What do all government, and industry compliance standards and best practices have in common? They all require the definition and implementation of policies and controls to protect information while demonstrating verifiable evidence that those policies and controls are enforced. Flow (NetFlow and IPFIX) collection and reporting allows companies to provide demonstrable evidence of IT compliance with internal governance policies, external regulations, and industry best practices like: HIPAA, FIPS, NERC, SCADA, SOX, COBIT, PCI and NPPI. Why? Because each flow is a transaction which can be archived off indefinitely. 

More specifically when it comes to traffic monitoring and reducing network risk in virtual environments, flow collection and reporting allows administrators to quickly confirm the source of the problem by narrowing down the issue to a specific client, server or network. In some cases, this is done by breaking down the environment into groups where 'locking' policies are put in place which state which groups can communicate with one another. If rules are violated, an alarm is raised and full audits can be run to report on all end systems involved.
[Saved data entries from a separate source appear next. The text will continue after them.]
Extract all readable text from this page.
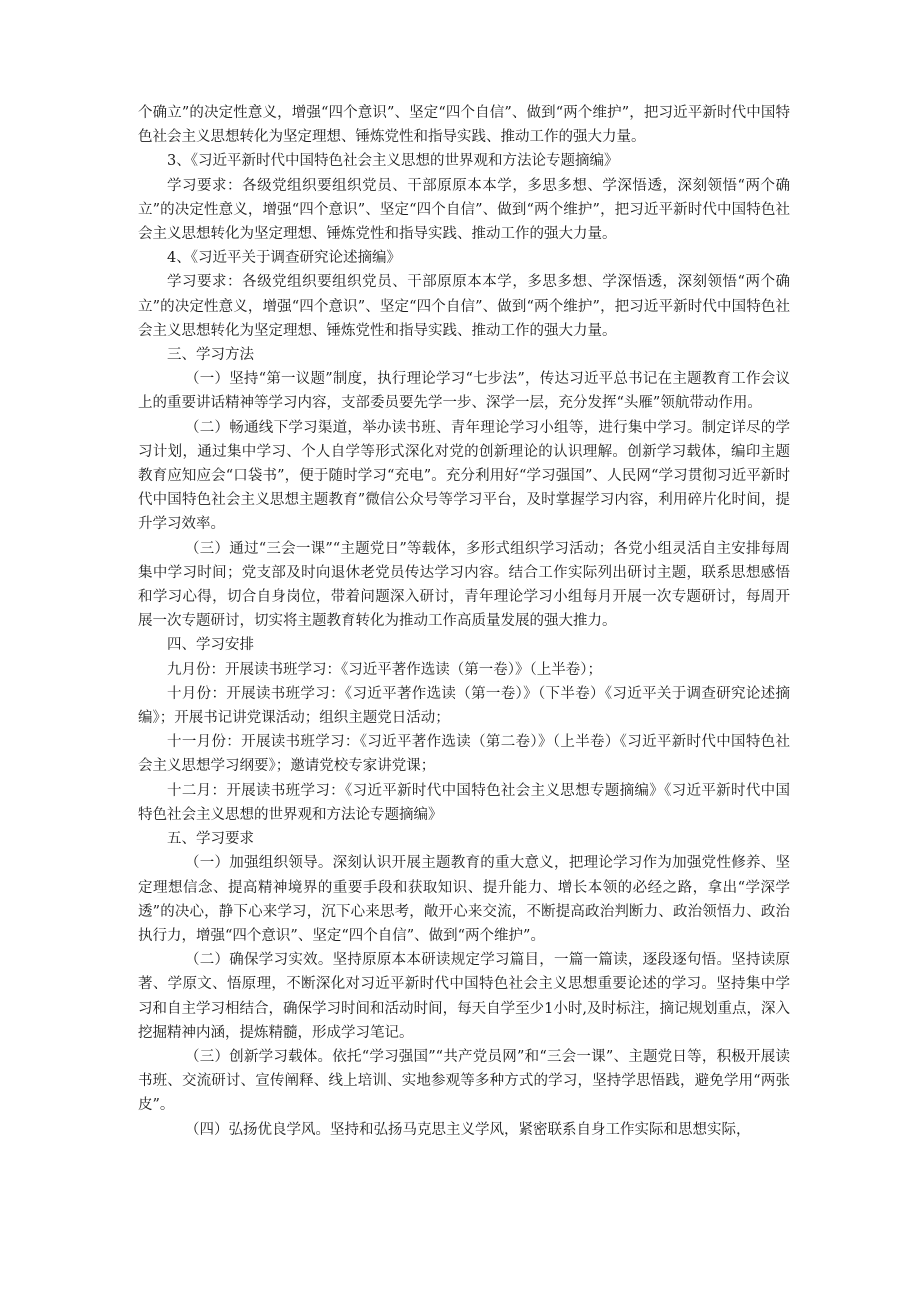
个确立”的决定性意义，增强“四个意识”、坚定“四个自信”、做到“两个维护”，把习近平新时代中国特色社会主义思想转化为坚定理想、锤炼党性和指导实践、推动工作的强大力量。

3、《习近平新时代中国特色社会主义思想的世界观和方法论专题摘编》

学习要求：各级党组织要组织党员、干部原原本本学，多思多想、学深悟透，深刻领悟“两个确立”的决定性意义，增强“四个意识”、坚定“四个自信”、做到“两个维护”，把习近平新时代中国特色社会主义思想转化为坚定理想、锤炼党性和指导实践、推动工作的强大力量。

4、《习近平关于调查研究论述摘编》

学习要求：各级党组织要组织党员、干部原原本本学，多思多想、学深悟透，深刻领悟“两个确立”的决定性意义，增强“四个意识”、坚定“四个自信”、做到“两个维护”，把习近平新时代中国特色社会主义思想转化为坚定理想、锤炼党性和指导实践、推动工作的强大力量。

三、学习方法

（一）坚持“第一议题”制度，执行理论学习“七步法”，传达习近平总书记在主题教育工作会议上的重要讲话精神等学习内容，支部委员要先学一步、深学一层，充分发挥“头雁”领航带动作用。

（二）畅通线下学习渠道，举办读书班、青年理论学习小组等，进行集中学习。制定详尽的学习计划，通过集中学习、个人自学等形式深化对党的创新理论的认识理解。创新学习载体，编印主题教育应知应会“口袋书”，便于随时学习“充电”。充分利用好“学习强国”、人民网“学习贯彻习近平新时代中国特色社会主义思想主题教育”微信公众号等学习平台，及时掌握学习内容，利用碎片化时间，提升学习效率。

（三）通过“三会一课”“主题党日”等载体，多形式组织学习活动；各党小组灵活自主安排每周集中学习时间；党支部及时向退休老党员传达学习内容。结合工作实际列出研讨主题，联系思想感悟和学习心得，切合自身岗位，带着问题深入研讨，青年理论学习小组每月开展一次专题研讨，每周开展一次专题研讨，切实将主题教育转化为推动工作高质量发展的强大推力。

四、学习安排

九月份：开展读书班学习：《习近平著作选读（第一卷）》（上半卷）；

十月份：开展读书班学习：《习近平著作选读（第一卷）》（下半卷）《习近平关于调查研究论述摘编》；开展书记讲党课活动；组织主题党日活动；

十一月份：开展读书班学习：《习近平著作选读（第二卷）》（上半卷）《习近平新时代中国特色社会主义思想学习纲要》；邀请党校专家讲党课；

十二月：开展读书班学习：《习近平新时代中国特色社会主义思想专题摘编》《习近平新时代中国特色社会主义思想的世界观和方法论专题摘编》

五、学习要求

（一）加强组织领导。深刻认识开展主题教育的重大意义，把理论学习作为加强党性修养、坚定理想信念、提高精神境界的重要手段和获取知识、提升能力、增长本领的必经之路，拿出“学深学透”的决心，静下心来学习，沉下心来思考，敞开心来交流，不断提高政治判断力、政治领悟力、政治执行力，增强“四个意识”、坚定“四个自信”、做到“两个维护”。

（二）确保学习实效。坚持原原本本研读规定学习篇目，一篇一篇读，逐段逐句悟。坚持读原著、学原文、悟原理，不断深化对习近平新时代中国特色社会主义思想重要论述的学习。坚持集中学习和自主学习相结合，确保学习时间和活动时间，每天自学至少1小时,及时标注，摘记规划重点，深入挖掘精神内涵，提炼精髓，形成学习笔记。

（三）创新学习载体。依托“学习强国”“共产党员网”和“三会一课”、主题党日等，积极开展读书班、交流研讨、宣传阐释、线上培训、实地参观等多种方式的学习，坚持学思悟践，避免学用“两张皮”。

（四）弘扬优良学风。坚持和弘扬马克思主义学风，紧密联系自身工作实际和思想实际，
When it comes to audits, if ample disk space is provided, a good NetFlow and IPFIX solution can save all raw flows from all virtual servers for decades.

Just Turn on IPFIX

The latest version of vSphere (v5.1) supports IPFIX which is the proposed standard for NetFlow. Prior to version 5.1, configuring NetFlow was the only option. If your company’s server environment is looking like the 74 percent predicted by Forrester, why not get a jump on improving your organization’s understanding of all virtual network traffic and reduce compliance risk at the same time. It just might be time to “go with the flow.”